A wheel having moment of inertia 2 kg-m² about its vertical axis, rotates at the rate of 60 rpm about this axis. The torque which can stop the wheel’s rotation in one minute would be
ω = ω0 + α.t
0= (60 × 2π /60) + α.60
⇒ α = - π/30
Torque = I α = (2× π/30) = (π/15) N-m
The figure shows a horizontal block of mass M suspended by two wires A and B. The centre of mass of the block is closer to B than A. (i) Is the magnitude of the torque due to wire A is greater, less or equal to that due to B w.r.t. centre of mass ? (ii) Which wire A or B exerts more force on the block ?

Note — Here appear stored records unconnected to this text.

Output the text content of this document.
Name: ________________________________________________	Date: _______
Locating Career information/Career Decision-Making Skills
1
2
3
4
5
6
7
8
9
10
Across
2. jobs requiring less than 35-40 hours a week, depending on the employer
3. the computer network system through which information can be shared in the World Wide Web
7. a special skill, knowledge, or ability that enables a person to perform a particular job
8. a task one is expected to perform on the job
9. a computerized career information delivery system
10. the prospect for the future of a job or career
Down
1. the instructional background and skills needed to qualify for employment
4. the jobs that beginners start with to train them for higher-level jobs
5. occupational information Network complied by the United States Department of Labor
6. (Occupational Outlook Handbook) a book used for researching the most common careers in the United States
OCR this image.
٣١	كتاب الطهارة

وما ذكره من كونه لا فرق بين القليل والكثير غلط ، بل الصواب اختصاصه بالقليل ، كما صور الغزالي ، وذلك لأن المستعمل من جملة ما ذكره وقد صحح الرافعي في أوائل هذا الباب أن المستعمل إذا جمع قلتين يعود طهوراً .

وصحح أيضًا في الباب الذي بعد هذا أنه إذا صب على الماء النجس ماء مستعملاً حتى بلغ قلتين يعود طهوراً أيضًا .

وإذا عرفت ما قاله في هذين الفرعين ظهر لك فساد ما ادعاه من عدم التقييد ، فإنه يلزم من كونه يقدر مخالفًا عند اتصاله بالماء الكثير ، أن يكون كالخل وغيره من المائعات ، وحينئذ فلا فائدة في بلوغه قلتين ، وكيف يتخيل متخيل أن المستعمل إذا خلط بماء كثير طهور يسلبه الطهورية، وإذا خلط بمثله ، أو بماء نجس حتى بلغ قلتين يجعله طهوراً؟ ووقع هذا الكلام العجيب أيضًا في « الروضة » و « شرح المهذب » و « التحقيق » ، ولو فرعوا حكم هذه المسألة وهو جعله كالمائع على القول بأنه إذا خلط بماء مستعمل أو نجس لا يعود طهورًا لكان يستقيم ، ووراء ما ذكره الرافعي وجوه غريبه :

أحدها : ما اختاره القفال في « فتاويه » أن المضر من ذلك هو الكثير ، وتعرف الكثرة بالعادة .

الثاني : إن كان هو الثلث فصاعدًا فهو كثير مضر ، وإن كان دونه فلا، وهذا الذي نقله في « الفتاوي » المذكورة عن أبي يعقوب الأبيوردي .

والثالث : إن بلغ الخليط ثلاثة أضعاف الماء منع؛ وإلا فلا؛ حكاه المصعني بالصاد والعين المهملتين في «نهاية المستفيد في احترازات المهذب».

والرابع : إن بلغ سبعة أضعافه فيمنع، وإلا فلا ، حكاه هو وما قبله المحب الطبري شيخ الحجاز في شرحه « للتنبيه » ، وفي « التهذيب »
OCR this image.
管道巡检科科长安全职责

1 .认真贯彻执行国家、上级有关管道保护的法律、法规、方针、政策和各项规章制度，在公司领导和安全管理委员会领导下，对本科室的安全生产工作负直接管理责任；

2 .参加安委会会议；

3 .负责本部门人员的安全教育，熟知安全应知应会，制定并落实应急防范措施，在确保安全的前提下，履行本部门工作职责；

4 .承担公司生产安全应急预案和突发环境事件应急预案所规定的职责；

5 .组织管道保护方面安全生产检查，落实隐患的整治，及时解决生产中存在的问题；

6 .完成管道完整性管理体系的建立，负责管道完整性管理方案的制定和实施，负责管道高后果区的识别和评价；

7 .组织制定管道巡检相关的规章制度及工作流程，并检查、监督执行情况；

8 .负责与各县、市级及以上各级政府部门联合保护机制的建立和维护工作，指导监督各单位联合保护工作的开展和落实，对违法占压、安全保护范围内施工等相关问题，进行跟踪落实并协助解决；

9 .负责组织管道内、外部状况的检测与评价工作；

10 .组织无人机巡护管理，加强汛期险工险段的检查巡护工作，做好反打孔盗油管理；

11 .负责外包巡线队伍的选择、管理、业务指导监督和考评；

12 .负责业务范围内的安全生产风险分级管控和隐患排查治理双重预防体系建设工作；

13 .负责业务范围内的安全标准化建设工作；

As the object is in rotational equilibrium, Net torque acting on the object is zero.
so, Torque of TA = Torque of TB
TAXA= TBXB
\[ \frac{T_{A}}{T_{B}}=\frac{X_{B}}{X_{A}} \]
\[ X_{B} < X_{A} \]
\[ T_{A} < T_{B} \]
A ladder of length \(\ell\) and mass m is placed against a smooth vertical wall but the ground is not smooth. Coefficient of friction between the ground and the ladder is \(\mu\). The minimum angle \(\theta\) with ground at which the ladder will stay in equilibrium is :
For translational and rotational equilibrium of the ladder, taking torque about the base gives \(N_{\text{wall}} \ell \sin\theta = mg \frac{\ell}{2} \cos\theta\). With \(N_{\text{wall}} = f \le \mu mg\), we get the minimum angle for equilibrium to be \(\tan\theta = \frac{1}{2\mu}\).